President Hassan Rohani has said that the Iranian people continue to support the clerical establishment despite foreign pressure but insisted that the country's leaders must listen to protesters behind a recent wave of unrest.
Rohani made the comments on January 31, hours after President Donald Trump said the United States stands with the people of Iran against the country's “corrupt dictatorship.”
"The Iranian nation will never give up Imam Khomeini's legacy: Islamism and Republicanism. Return is impossible," Rohani said during a visit to the mausoleum of Ayatollah Ruhollah Khomeini, the founder of Iran’s Islamic republic, near Tehran.
"As long as people love the culture of Islam and love their Iran and safeguard their national unity, no superpower can change the path of this nation," he also said, referring to the United States.
Rohani also hinted that popular support was at risk if the Iranian establishment did not listen to angry protests that have swept the country in recent weeks.
"All officials of the country should have a listening ear for people's demands and wishes," he said.
During his first State of the Union address on January 30, Trump referenced the protests that hit dozens of towns and cities over the new year.
“When the people of Iran rose up against the crimes of their corrupt dictatorship, I did not stay silent,” he said. “America stands with the people of Iran in their courageous struggle for freedom.”

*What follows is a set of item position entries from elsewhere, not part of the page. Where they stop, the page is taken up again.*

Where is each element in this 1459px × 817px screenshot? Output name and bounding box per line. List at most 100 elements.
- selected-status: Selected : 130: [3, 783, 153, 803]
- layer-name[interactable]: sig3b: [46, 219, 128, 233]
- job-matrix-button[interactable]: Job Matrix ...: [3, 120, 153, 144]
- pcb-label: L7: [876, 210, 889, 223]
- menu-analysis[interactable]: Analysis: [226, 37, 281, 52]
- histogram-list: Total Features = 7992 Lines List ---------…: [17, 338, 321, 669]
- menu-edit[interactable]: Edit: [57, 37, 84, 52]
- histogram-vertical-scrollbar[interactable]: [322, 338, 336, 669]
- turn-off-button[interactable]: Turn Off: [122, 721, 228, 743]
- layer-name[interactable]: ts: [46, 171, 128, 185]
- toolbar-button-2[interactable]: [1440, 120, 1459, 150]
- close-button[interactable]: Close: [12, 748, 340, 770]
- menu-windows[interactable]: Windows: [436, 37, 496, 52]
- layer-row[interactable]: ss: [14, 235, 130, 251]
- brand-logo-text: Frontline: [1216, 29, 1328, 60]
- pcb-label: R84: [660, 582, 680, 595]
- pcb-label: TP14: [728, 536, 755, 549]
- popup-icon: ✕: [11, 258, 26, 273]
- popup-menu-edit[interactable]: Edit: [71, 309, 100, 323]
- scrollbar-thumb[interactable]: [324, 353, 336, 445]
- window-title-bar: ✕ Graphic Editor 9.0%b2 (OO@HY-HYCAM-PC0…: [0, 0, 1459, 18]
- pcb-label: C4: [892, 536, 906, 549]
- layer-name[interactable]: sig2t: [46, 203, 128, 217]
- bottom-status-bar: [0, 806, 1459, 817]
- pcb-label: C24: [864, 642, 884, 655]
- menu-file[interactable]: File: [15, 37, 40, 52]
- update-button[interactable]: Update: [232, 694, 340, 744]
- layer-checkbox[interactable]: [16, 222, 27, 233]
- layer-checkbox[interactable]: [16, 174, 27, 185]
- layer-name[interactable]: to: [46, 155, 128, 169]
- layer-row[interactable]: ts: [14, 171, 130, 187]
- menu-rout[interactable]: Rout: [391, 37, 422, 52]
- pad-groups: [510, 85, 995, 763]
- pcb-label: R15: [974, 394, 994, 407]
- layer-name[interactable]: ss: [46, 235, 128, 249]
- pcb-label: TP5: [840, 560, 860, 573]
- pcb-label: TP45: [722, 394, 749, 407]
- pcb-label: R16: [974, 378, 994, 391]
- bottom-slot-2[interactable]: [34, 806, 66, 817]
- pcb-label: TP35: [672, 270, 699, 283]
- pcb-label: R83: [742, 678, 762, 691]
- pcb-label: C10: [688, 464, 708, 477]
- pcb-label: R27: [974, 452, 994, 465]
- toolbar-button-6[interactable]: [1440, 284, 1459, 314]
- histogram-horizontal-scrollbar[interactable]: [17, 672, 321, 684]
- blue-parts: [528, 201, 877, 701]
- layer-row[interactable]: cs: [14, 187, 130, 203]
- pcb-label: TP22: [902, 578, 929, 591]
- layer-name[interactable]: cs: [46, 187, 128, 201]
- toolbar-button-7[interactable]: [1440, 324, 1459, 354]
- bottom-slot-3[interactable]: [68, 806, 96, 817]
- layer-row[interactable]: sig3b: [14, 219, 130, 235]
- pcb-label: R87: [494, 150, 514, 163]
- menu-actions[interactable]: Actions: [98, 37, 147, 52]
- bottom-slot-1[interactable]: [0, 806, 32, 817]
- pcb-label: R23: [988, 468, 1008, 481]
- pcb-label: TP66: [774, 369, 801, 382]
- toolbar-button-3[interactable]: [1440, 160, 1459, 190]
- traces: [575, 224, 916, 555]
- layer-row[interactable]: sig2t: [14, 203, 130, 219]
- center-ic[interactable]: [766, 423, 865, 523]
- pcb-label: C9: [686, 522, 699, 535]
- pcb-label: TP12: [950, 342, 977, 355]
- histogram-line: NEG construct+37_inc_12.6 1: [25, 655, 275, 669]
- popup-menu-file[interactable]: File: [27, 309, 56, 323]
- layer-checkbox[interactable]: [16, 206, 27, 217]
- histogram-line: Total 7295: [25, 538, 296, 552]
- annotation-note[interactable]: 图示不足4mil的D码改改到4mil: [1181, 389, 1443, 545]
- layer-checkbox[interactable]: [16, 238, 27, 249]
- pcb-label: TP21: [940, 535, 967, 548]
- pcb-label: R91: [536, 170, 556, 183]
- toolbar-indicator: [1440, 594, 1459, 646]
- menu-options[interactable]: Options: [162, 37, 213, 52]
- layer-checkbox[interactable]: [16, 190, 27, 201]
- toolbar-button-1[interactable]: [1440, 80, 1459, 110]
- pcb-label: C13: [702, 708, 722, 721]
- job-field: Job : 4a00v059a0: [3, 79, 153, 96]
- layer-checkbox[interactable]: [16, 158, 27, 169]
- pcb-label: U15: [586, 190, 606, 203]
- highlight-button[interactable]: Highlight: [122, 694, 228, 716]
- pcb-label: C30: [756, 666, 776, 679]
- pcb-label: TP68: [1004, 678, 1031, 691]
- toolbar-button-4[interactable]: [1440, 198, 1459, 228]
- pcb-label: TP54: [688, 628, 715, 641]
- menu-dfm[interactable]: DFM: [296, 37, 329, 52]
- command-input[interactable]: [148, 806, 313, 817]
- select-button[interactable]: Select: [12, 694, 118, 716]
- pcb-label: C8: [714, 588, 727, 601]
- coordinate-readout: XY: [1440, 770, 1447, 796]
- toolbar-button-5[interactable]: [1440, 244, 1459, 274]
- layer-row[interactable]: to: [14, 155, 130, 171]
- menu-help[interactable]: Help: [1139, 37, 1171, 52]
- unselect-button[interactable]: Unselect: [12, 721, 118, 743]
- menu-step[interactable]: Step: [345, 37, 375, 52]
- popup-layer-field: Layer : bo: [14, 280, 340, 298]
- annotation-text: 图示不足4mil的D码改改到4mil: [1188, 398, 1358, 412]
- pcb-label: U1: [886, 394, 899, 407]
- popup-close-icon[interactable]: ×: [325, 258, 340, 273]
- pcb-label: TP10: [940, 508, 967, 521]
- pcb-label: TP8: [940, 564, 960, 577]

"Trump again confirms his ignorance of Iran & region. Everyone knows where he stands; and it's certainly not with Iranians," Iranian Foreign Minister Mohammad Javad Zarif later said in a message on Twitter.
Rohani’s comments also came a day after Mehdi Karrubi, a prominent Iranian reformist who has been under house arrest for the past seven years, said that major reforms were needed "before it is too late."
In an open letter to Supreme Leader Ayatollah Ali Khamenei, Karrubi said that the recent protests were inevitable because of the depth of "injustice, corruption, and discrimination" in the country.
In his address to a joint session of the U.S. Congress, Trump also called on lawmakers to help pass legislation to fix “fundamental flaws” in the landmark nuclear deal between world powers and Iran.
The 2015 accord, which was negotiated under President Barack Obama, lifted crippling Western economic sanctions against Tehran in exchange for curbs on its nuclear program.
But the U.S. president has stopped short of tearing up the deal altogether, a move some analysts feared could lead Iran to move more quickly to develop a nuclear weapon -- something Tehran says it has not done and does not plan to do.